8月の米雇用統計は市場予想を上回るも失業率は悪化

先週のS&P500は3.3%、ナスダック100も4%下落しました。
ジャクソンホール会合にてパウエルFRB(米連邦準備制度理事会)議長のタカ派的な発言が確認されてから、マーケットはこれまでのところ軟調に推移していました。先週下げたことで、S&P500とナスダック100共に3週連続で下落したことになります。マーケットは更なる引き締め予想に対し織り込みを続けていたと言えるでしょう。

先週のマーケットの注目は8月の米雇用統計でした。9月2日(金)に発表された非農業部門雇用者数は、事前予想の前月比29万8000人増に対し31万5000人増と堅実な伸びを示し、期待を上回る結果となった一方、失業率は3.7%と2022年1月来の高い水準となり、強弱入り交じった発表となりました。
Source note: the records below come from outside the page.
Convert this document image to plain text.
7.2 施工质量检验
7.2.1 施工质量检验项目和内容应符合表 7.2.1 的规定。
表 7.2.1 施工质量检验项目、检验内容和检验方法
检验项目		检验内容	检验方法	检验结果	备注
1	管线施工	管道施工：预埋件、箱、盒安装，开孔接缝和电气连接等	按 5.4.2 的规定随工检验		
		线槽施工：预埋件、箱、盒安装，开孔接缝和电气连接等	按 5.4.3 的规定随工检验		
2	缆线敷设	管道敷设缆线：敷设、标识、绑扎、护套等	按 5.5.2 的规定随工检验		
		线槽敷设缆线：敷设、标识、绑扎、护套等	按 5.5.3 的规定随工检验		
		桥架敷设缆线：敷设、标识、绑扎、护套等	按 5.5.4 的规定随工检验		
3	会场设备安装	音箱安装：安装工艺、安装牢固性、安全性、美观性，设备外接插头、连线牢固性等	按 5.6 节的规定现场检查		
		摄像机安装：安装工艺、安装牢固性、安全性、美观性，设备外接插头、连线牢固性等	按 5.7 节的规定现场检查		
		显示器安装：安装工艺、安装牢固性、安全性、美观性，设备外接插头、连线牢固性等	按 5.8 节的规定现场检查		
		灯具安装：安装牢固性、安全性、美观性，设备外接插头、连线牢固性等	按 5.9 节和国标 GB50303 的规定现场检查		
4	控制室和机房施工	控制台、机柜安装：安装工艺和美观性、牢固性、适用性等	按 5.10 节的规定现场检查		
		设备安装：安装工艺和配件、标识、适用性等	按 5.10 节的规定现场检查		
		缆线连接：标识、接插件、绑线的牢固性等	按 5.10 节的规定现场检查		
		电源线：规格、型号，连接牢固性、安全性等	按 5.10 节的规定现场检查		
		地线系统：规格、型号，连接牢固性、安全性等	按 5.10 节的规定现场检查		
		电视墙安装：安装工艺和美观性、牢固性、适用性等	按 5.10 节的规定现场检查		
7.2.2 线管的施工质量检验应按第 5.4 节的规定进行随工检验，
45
これを受け、朝方マーケットは上昇していたものの、現地時間の午後に入るとマーケットは下落し始め、この日のS&P500は最終的に1%、ナスダック100も1.4%下落して終わりました。

先週は3日間、マーケットのオープニングは前日比で高く始まったものの、引けは安く終わる展開となりました。これは現在の市場のセンチメントの悪さを示しています。

米国株の季節性を確認しますと、9月は下がりやすい傾向が見られます。いずれにしても、インフレに対する不安感が収まらないため、ボラティリティの高い相場は続くでしょう。

人員削減広がる米国企業

雇用統計上の雇用はしっかりしている一方で、米国企業のレイオフ(人員削減)が目立っています。これまでペイパル・ホールディングス(PYPL)、カーヴァナ(CVNA)、ロビンフッド・マーケッツ(HOOD)が人員削減を発表しています。

他にも人員削減を発表する企業が出てきています。ショッピファイ(SHOP)は7月に1,000人の人員削減を行いましたが、8月に入っても追加で70人を解雇しています。小売店のベッド・バス・アンド・ビヨンド(BBBY)は全米で150の店舗を閉店し、従業員を20%減らすとしています。「スナップチャット」を運営するスナップ(SNAP)は社員の5分の1を減らし、メディアのガネット(GCI)も400人の人員削減を発表しています。業績悪化が見込まれるとすぐにコスト削減に向けたアクションを取る米国企業のマネジメントは健在です。

今後注目のイベント

今後のマーケットに影響を与えるイベントとしては、9月後半のFOMC(米連邦公開市場委員会)に先立って行われる、8日の金融政策をめぐる討論会と、13日に発表される予定の8月の米CPI(消費者物価指数)が挙げられます。

今週9月7日(米国現地時間)にアップル(AAPL)は新型iPhone14などの新製品を発表する予定です。同時に、体温測定機能がついたApple Watch8やApple Watch Proも発表される見通しです。カウンターポイントリサーチによると、2021年の米国でのiPhoneのシェアは45%であったのに対し、直近の調査では今回iPhoneが半数を超えたとの結果が発表されています。インフレで部品価格の値上げが行われている中、今回アップルが新型iPhoneをどのような価格設定にするかが注目されます。

米国企業の決算発表は10月以降ですが、夏休みが終わる米国では9月に数多くの企業がプレゼンテーションを行うイベントを開催します。私が把握しているだけでも、今週だけで以下のイベントが開催される予定です。

●バークレイズCEOエネルギー・パワー・カンファレンス(Barclays CEO Energy-Power Conference Presentation)
●Citi's 2022グローバル・テクノロジー・カンファレンス(Citi's 2022 Global Technology Conference)
●ウェルスファーゴ・ヘルスケア・カンファレンス(Wells Fargo Healthcare Conference 2022)
●エバーコア ISIセカンドアニュアル・テクノロジー、メディア&テレコム・カンファレンス(Evercore ISI 2nd Annual Technology, Media & Telcom Conference)
●BofAセキュリティーズ・2022メディア、コミュニケーションズ&エンターテイメント・カンファレンス(BofA Securities 2022 Media, Communications & Entertainment Conference)
●ゴールドマン・サックス第29回アニュアル・グローバル・リテール・カンファレンス(Goldman Sachs 29th Annual Global Retailing Conference)

このようなイベントでのマネジメントの業績に関する発言、そこで窺えるニュアンスを受け、アナリストの業績修正が起きるかもしれませんので要注意です。

なお、9月5日はレーバー・デーのため、米国株式市場は休場です。